Following the French and  Indian war WILLIAM WHITE owned land near Carr Bailey, noted planter, and was himself a miller.  At a court held for Fauquier County 28 May 1783, WILLIAM WHITE was one of three ordered to assist the Surveyor of the County to "divide the lands devised by the last Will and Testament of Carr Bailey, deceased, to be sold after the marriage or death of his widow …and allot to each of the children of the said Carr Bailey…"  WILLIAM WHITE is listed on the 1787 tax list for Fauquier County Virginia.  He made his mark on various documents including one granting permission for James Bailey to marry his daughter Elizabeth dated 27 February 1786, and another for his son Carr White, who was underage, to marry Nancy Donaldson 19 February 1795.


According to one DAR record WILLIAM WHITE was first married to MARY (Unknown). To them were born the following children listed in DAR and in the will of WILLIAM WHITE:


1.John White: born abt 1753, (Rev. War) married Ann Bailey 7 January 1783, died 1843-1852.


2.William White, Jr. born 10 January 1755, (Rev.

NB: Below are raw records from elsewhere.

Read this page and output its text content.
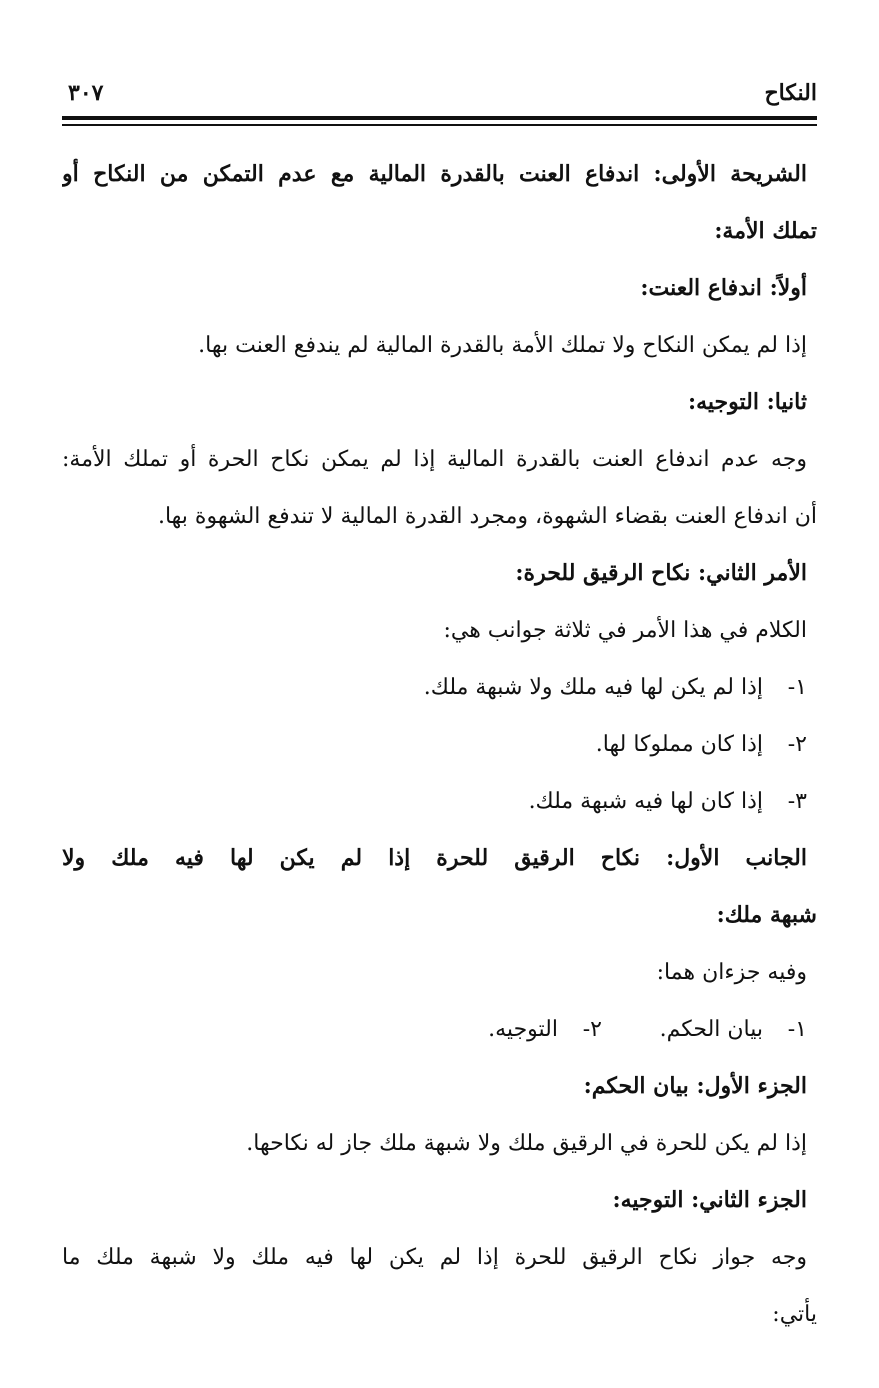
النكاح
٣٠٧
الشريحة الأولى: اندفاع العنت بالقدرة المالية مع عدم التمكن من النكاح أو
تملك الأمة:
أولاً: اندفاع العنت:
إذا لم يمكن النكاح ولا تملك الأمة بالقدرة المالية لم يندفع العنت بها.
ثانيا: التوجيه:
وجه عدم اندفاع العنت بالقدرة المالية إذا لم يمكن نكاح الحرة أو تملك الأمة:
أن اندفاع العنت بقضاء الشهوة، ومجرد القدرة المالية لا تندفع الشهوة بها.
الأمر الثاني: نكاح الرقيق للحرة:
الكلام في هذا الأمر في ثلاثة جوانب هي:
١-
إذا لم يكن لها فيه ملك ولا شبهة ملك.
٢-
إذا كان مملوكا لها.
٣-
إذا كان لها فيه شبهة ملك.
الجانب الأول: نكاح الرقيق للحرة إذا لم يكن لها فيه ملك ولا
شبهة ملك:
وفيه جزءان هما:
١-
بيان الحكم.
٢-
التوجيه.
الجزء الأول: بيان الحكم:
إذا لم يكن للحرة في الرقيق ملك ولا شبهة ملك جاز له نكاحها.
الجزء الثاني: التوجيه:
وجه جواز نكاح الرقيق للحرة إذا لم يكن لها فيه ملك ولا شبهة ملك ما
يأتي:
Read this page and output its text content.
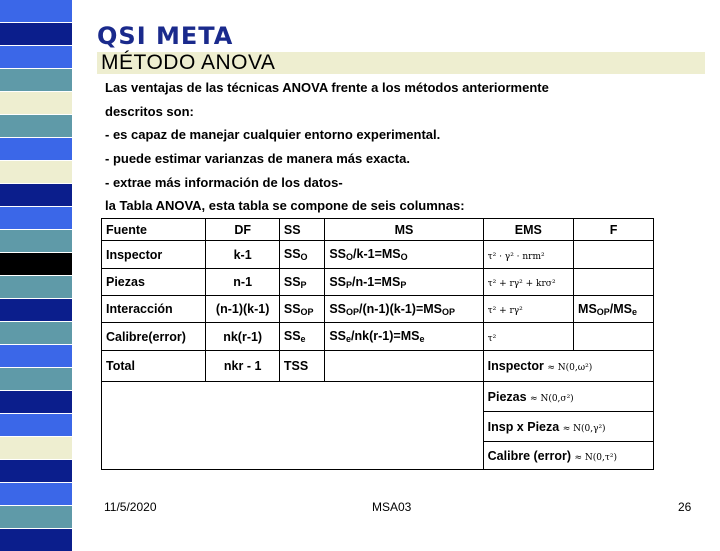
QSI META
MÉTODO ANOVA
Las ventajas de las técnicas ANOVA frente a los métodos anteriormente
descritos son:
- es capaz de manejar cualquier entorno experimental.
- puede estimar varianzas de manera más exacta.
- extrae más información de los datos-
la Tabla ANOVA, esta tabla se compone de seis columnas:
Fuente	DF	SS	MS	EMS	F
Inspector	k-1	$SS_O$	$SS_O/k-1=MS_O$	τ² · γ² · nrm²	
Piezas	n-1	$SS_P$	$SS_P/n-1=MS_P$	τ² + rγ² + krσ²	
Interacción	(n-1)(k-1)	$SS_{OP}$	$SS_{OP}/(n-1)(k-1)=MS_{OP}$	τ² + rγ²	$MS_{OP}/MS_e$
Calibre(error)	nk(r-1)	$SS_e$	$SS_e/nk(r-1)=MS_e$	τ²	
Total	nkr - 1	TSS		Inspector ≈ N(0,ω²)	
				Piezas ≈ N(0,σ²)	
				Insp x Pieza ≈ N(0,γ²)	
				Calibre (error) ≈ N(0,τ²)	
11/5/2020	MSA03	26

War) married 1. (name unknown),   2. Elisabeth (maiden name unknown) before 1814, died 6 May 1833 in Lincoln County Tennessee.


3.Ann/Nancy White: born abt 1764, married William Waddell, Sr. 13 Dec. 1786.


4.Hannah/Hanna White: born abt 1765, married Thomas Russell James 13 Dec. 1787, died 1840 in Clay County Kentucky.


  1. 5.          Sarah/Sally White: born abt 1768, married George Roach 25 Aug. 1789, died after 1816. 


  1. 6.          Elizabeth/Betty White: born abt 1770, married James Bailey 28 Feb. 1786.


7.Jemima/Mima White: born abt 1772, married 1. George Greene Waddell 10 Jan. 1791, 2. Stephen Wade 1847.


8.Carr White: born abt 1777, married Nancy Donaldson, daughter of John Donaldson, 19 Feb. 1795.


All of the children of WILLIAM WHITE and wife MARY were born in Prince William or Fauquier County Virginia.  MARY apparently died sometime not long after the birth of her last child.  WILLIAM then married Ann Bailey, the widow of James Bailey, before 1787.  WILLIAM and Ann had no children.  However, WILLIAM was given legal guardianship of James and Ann Bailey's children: Nanny, Molly, Thomas and William.


The will of WILLIAM WHITE was written 7 May 1796 at Haymarket, Prince William County, Virginia.  He bequeathed all of his estate "to Ann my dearly beloved wife…so long as she liveth or widowhood and at her death or marriage it is my desire that all my estate should be sold and equally divided amongst the seven children named: John White, Betty White, Nancy White, Sally White, Carr White, Hanna White and Mima White."  He added: "I give and bequeath to my son, John White, a Negro girl named Janney and all her increase as a legacy left him and his heirs forever."


Then appears this startling statement: "And to my son, William White, I give and bequeath one shilling Virginia Currency and never no more of my estate to him or his heirs."  It appears that for some unknown reason WILLIAM SR. disinherited his son WILLIAM, JR who had probably migrated to Rowan County North Carolina six or more years earlier.


WILLIAM WHITE, SR. must have died shortly before 31 October 1804 when George Roach (son-in-law) and William Hunton (neighbor) made an appraisal of his property.  Ann Bailey White did not probate her deceased husband's will for several years, not until the Fauquier County Court forced her to do so in May 1816. In the meantime all of the heirs of WILLIAM WHITE, except Sarah Roach, had moved to Mason County Kentucky, from whence they sent legal authority for George Roach to sell the land, which he did to William Hunton on 22 May 1816.  However, the estate was not fully settled until 1825.